Le bon réflexe, donc : MagicSchool pour explorer largement, et pour tout ce qui touche aux langues vivantes, où l'anglais devient un atout. Quill quand tu remplis des bulletins, Aména quand tu prépares un document pour un élève à besoins particuliers. Ces deux moments-là reviennent chaque trimestre, et ce sont ceux où une reprise à la main coûte le plus cher.
Je n'ai pas testé MagicSchool.ai moi-même : ces informations viennent de recherches web (avis d'enseignants, comparatifs), pas d'un usage direct. Impossible pour l'instant de confirmer avec certitude si la version française actuelle a été améliorée depuis les retours consultés (certains datent de la période 2024-2025), ni s'il existe une offre établissement ou académie en France. Si l'outil est testé en conditions réelles, cette section sera remplacée par un vrai retour d'usage.
Si tu cherches un outil unique plutôt que dix spécialisés, c'est le plus large du marché, et son plan gratuit permanent permet de s'en faire une idée sans engagement.
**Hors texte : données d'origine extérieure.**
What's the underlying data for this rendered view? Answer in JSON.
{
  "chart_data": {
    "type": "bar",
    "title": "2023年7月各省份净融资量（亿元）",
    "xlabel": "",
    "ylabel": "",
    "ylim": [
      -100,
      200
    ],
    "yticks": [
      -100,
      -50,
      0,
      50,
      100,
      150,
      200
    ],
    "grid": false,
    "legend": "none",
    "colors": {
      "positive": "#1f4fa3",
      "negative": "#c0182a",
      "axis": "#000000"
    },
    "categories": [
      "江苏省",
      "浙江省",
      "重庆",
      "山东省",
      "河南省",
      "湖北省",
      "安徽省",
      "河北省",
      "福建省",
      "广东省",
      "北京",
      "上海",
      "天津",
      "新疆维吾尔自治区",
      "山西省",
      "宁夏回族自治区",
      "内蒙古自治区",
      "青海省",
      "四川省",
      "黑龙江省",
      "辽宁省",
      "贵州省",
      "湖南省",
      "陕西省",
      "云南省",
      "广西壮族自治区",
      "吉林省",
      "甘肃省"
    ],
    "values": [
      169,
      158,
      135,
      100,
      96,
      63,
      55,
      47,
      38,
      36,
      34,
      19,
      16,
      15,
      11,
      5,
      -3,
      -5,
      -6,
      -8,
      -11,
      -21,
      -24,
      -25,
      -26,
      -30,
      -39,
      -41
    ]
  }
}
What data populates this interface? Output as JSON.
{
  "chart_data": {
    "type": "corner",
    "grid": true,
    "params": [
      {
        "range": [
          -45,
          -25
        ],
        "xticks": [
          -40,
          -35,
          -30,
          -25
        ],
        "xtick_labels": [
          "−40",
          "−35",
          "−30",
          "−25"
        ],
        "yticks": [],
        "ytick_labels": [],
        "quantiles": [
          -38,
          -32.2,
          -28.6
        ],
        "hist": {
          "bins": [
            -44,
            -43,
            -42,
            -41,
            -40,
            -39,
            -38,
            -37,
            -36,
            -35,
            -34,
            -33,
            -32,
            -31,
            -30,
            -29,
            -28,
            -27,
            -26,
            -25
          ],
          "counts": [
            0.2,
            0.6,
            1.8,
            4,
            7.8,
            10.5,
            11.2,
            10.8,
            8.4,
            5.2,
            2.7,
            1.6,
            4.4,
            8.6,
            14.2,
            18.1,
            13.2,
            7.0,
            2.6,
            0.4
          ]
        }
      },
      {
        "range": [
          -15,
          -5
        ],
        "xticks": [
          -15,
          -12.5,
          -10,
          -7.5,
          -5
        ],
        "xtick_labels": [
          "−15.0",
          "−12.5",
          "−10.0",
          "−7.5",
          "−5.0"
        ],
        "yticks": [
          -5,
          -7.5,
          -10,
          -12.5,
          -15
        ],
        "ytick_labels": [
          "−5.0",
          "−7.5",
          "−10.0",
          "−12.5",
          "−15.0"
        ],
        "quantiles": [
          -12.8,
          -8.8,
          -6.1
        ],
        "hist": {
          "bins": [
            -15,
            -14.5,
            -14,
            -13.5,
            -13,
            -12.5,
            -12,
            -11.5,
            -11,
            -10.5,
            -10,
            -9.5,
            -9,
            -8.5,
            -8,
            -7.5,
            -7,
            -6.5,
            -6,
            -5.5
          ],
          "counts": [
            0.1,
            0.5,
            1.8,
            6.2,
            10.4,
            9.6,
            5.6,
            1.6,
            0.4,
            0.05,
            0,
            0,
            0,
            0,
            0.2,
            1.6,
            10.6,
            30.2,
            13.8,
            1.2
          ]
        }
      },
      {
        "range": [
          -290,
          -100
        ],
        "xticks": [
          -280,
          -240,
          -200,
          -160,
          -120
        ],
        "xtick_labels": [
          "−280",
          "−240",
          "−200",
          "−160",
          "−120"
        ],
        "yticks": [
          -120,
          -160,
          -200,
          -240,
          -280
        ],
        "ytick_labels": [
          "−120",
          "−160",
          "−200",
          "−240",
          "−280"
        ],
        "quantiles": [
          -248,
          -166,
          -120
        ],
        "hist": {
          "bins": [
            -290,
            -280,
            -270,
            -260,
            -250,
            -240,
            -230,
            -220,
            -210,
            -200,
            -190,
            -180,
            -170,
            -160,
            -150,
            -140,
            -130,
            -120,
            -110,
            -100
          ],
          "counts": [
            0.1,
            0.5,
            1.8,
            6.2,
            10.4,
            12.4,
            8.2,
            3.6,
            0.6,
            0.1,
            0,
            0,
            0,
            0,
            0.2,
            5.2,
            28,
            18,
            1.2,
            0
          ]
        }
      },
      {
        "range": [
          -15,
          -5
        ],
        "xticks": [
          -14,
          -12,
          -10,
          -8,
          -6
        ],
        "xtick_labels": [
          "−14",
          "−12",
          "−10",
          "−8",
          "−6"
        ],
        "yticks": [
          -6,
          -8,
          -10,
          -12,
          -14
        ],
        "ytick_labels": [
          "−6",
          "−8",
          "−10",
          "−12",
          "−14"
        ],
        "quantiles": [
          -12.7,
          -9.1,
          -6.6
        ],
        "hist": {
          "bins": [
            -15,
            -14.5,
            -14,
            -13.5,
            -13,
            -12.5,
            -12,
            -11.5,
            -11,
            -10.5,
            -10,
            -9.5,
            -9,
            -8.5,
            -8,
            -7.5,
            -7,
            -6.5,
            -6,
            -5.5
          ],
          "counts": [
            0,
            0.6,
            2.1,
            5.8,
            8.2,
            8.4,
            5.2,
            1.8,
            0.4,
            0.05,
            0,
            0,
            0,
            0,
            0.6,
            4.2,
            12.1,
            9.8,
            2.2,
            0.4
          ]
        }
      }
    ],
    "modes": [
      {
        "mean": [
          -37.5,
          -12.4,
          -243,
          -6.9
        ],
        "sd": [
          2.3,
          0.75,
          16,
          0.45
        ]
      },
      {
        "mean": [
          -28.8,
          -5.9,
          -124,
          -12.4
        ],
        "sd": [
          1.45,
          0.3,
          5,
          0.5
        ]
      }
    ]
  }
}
Mais son intérêt pour toi tient à une question : dans quelle langue produis-tu tes supports ? L'outil est conçu pour un public anglophone et sa traduction française est jugée maladroite par endroits, ce qui impose une relecture systématique avant de donner quoi que ce soit à des élèves. Si tu enseignes une langue vivante, ce défaut devient presque un atout ; en français ou en histoire-géo, c'est du temps de correction qui rentre par la fenêtre. Et sur les deux moments où l'erreur coûte le plus cher, ne fais pas traduire un outil américain : pour les bulletins, Quill part de ton export PRONOTE et ne dépasse jamais ses limites de caractères ; pour un élève à besoins particuliers, Aména travaille dans le cadre PAP/PPS et ne fait sortir aucun document de ton navigateur. Les deux ont un palier gratuit.